Monday, October 21, 2013

Death Panels Are Confirmed In Canada

Slate confirms:
"Last week Canada’s Supreme Court ruled that doctors could not unilaterally ignore a Toronto family’s decision to keep their near-dead husband and father on life support. In the same breath, however, the court also confirmed that, under the laws of Ontario, Canada’s most populous province, a group of government-appointed adjudicators could yet overrule the family’s choice. That tribunal, not the family or the doctors, has the ultimate power to pull the plug.

In other words: Canada has death panels."
The article in Slate by Adam Goldberg concludes,
" Modern medicine increasingly allows us to extend life indefinitely, and so the question is no longer whether we can “play God,” but when, how, and who should do so. When humanity demands haste, and justice demands expert knowledge, Ontario’s death panels offer a solution—whatever Sarah Palin says.
Well, they already allow the killing of unborn, healthy humans who are in the way; why not dictate the deaths of those humans who are not healthy and are in the way.

6 comments:

Rikalonius said...

Euthanasia and infanticide are the obvious outgrowths of C.S. Lewis' Men Without Chests. Adam Goldberg unwittingly gives away the game. "Experts" will play God. It is funny in light of so many cautionary tales from Orwell to the Twilight Zone that the left almost sees these tales as how-to guides instead of warnings.

I'm reminded of a brilliant episode o The Twilight Zone called The Obsolete Man where Burgess Meredith chides the State representative that History teaches them nothing. He comments that there were predecessors with the beginnings of the right idea:

"Hitler, yes, and Stalin, but there error wasn't one of excess, it was simply not going far enough! Too many undesirables around. Undesirables form a core of resistance. Old people, for instance, clutch to the past and won't accept the new. The sick, the lame and the deformed, the fastened to the healthy body and weaken it, so we eliminate them."

Since we haven't learned from the past, we are doomed to repeat it.

Stan said...

Rikalonius,
It appears more and more like the twilight zone every day. Dear Leader can say the most outrageous lies, and the press won't blink. There is no moral outrage because there are no morals.

Steven Satak said...

@Rikalonius: that was from "The Abolition of Man", was it not?

I recall reading something similar in "The Devil's Delusion", about how our insistence on the 'right to life' was rapidly degenerating into a right by the State to determine when (and if) it began and when it would end, regardless of whether you were a convicted murderer or not.

The Dutch have, I believe, already been observed to be shuffling their elder citizens off this mortal coil with the blessing of the State. But I could be wrong.

@Stan: as long as we are here, speaking out, the truth will be evident. There IS moral outrage and there ARE morals - just, not the ones you expect in the places you usually frequent. You do tend to visit some of the more depressing corners of the web with your forays into the Atheist forums.

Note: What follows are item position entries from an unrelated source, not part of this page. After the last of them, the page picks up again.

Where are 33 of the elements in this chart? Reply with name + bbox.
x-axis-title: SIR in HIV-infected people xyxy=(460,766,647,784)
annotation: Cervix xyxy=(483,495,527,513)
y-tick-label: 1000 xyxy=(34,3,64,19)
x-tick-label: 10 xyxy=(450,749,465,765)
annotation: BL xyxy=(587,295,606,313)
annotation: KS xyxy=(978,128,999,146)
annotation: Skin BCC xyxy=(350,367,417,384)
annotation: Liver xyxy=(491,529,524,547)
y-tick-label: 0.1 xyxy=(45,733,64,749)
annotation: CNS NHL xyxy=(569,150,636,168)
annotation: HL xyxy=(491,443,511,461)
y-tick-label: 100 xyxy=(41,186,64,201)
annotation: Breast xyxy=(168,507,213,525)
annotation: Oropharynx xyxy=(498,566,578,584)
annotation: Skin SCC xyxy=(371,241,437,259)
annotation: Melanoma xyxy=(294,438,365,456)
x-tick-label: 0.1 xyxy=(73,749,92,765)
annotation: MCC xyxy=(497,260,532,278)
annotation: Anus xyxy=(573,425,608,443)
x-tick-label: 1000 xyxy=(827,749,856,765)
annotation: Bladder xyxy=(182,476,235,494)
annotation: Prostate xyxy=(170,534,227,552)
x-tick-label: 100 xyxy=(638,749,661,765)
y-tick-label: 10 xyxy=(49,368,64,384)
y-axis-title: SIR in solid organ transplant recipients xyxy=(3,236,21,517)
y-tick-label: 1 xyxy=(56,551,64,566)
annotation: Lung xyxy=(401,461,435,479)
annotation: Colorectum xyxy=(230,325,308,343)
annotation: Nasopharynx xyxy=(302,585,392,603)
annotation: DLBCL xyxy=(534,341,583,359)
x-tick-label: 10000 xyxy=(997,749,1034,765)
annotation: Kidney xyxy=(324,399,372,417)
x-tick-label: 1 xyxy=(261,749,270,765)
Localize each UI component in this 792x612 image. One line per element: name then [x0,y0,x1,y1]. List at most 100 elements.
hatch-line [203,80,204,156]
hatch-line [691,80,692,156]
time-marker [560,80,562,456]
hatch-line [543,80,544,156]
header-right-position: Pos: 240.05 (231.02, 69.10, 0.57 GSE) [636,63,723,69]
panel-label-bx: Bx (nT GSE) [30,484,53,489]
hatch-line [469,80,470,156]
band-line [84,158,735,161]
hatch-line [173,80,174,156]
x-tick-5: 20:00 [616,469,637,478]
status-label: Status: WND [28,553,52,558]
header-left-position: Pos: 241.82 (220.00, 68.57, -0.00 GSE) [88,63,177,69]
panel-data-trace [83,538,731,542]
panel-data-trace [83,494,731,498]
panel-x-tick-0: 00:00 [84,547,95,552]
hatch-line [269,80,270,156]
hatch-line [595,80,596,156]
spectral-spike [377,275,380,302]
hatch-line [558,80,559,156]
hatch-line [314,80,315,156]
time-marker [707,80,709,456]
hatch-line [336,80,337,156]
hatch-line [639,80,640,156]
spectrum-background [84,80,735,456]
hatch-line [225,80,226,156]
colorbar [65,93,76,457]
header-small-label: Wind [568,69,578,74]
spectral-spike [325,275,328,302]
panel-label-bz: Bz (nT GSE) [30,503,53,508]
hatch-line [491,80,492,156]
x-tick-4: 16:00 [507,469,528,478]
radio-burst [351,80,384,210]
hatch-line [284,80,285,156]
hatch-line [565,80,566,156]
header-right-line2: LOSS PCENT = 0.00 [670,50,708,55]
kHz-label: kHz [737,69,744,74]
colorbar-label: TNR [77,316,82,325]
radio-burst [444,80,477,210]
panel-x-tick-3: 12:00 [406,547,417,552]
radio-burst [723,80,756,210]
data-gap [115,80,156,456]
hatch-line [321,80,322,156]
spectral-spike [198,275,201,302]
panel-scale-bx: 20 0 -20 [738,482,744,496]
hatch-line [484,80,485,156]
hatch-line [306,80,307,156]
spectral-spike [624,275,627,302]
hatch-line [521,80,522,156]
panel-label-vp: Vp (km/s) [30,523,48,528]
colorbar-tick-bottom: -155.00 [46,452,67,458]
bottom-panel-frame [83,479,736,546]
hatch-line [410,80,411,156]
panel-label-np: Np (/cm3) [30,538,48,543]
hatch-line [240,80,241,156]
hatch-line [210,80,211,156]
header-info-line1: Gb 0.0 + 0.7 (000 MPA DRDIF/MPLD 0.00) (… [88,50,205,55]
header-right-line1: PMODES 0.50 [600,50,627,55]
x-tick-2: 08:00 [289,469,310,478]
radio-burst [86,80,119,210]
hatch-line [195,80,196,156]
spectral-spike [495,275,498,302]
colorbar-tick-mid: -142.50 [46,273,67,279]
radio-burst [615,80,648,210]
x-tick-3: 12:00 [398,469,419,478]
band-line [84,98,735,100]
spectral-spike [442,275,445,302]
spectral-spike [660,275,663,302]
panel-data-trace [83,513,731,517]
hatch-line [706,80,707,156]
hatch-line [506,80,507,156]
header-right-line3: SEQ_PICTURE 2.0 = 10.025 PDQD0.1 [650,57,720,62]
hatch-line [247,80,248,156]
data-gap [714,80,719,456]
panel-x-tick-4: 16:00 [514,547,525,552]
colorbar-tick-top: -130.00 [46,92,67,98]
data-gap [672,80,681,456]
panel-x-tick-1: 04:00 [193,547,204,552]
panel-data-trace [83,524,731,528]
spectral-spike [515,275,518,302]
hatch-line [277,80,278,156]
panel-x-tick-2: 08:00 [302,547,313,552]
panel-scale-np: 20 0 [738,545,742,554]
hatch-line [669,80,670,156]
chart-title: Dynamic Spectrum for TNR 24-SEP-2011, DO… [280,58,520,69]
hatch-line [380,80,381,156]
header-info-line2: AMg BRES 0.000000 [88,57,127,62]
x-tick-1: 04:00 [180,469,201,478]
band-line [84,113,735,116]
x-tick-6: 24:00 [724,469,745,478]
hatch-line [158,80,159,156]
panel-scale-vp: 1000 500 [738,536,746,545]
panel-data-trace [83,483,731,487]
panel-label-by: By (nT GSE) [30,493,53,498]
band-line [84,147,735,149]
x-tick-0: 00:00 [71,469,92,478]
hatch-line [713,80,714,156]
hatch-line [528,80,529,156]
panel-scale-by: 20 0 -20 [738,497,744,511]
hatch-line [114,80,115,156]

You'd have to pay me to go there. Talk about depressing. If 'Hallucination' by Genetix is the elevator muzak you hear on your way down to Hell, Atheist internet forums are what you have for entertainment while you wait in the lobby for... something.

Steven Satak said...

Sorry. That's "Hallucinate" by Genetix.

Michael said...

Steven Satak: "I recall reading something similar in "The Devil's Delusion", about how our insistence on the 'right to life' was rapidly degenerating into a right by the State to determine when (and if) it began and when it would end, regardless of whether you were a convicted murderer or not."

Not just the right to live but also everything inbetween, from education to marriage, civil liberties to education. Big, intrusive government wants nothing more than to decide what you can or cannot say, think and do.

Rikalonius said...

Steven,

Yes, the term Men without Chests came from the Abolition of Man. The quote in the chapter of the same names is


“We make men without chests and expect from them virtue and enterprise. We laugh at honor and are shocked to find traitors in our midst.”


It is distilled down to this; that without a belief in and the teaching of universal moral laws, we fail to educate the heart and are left with intelligent men who behave like animals.

That of course doesn't do any justice to Lewis' writings on the matter.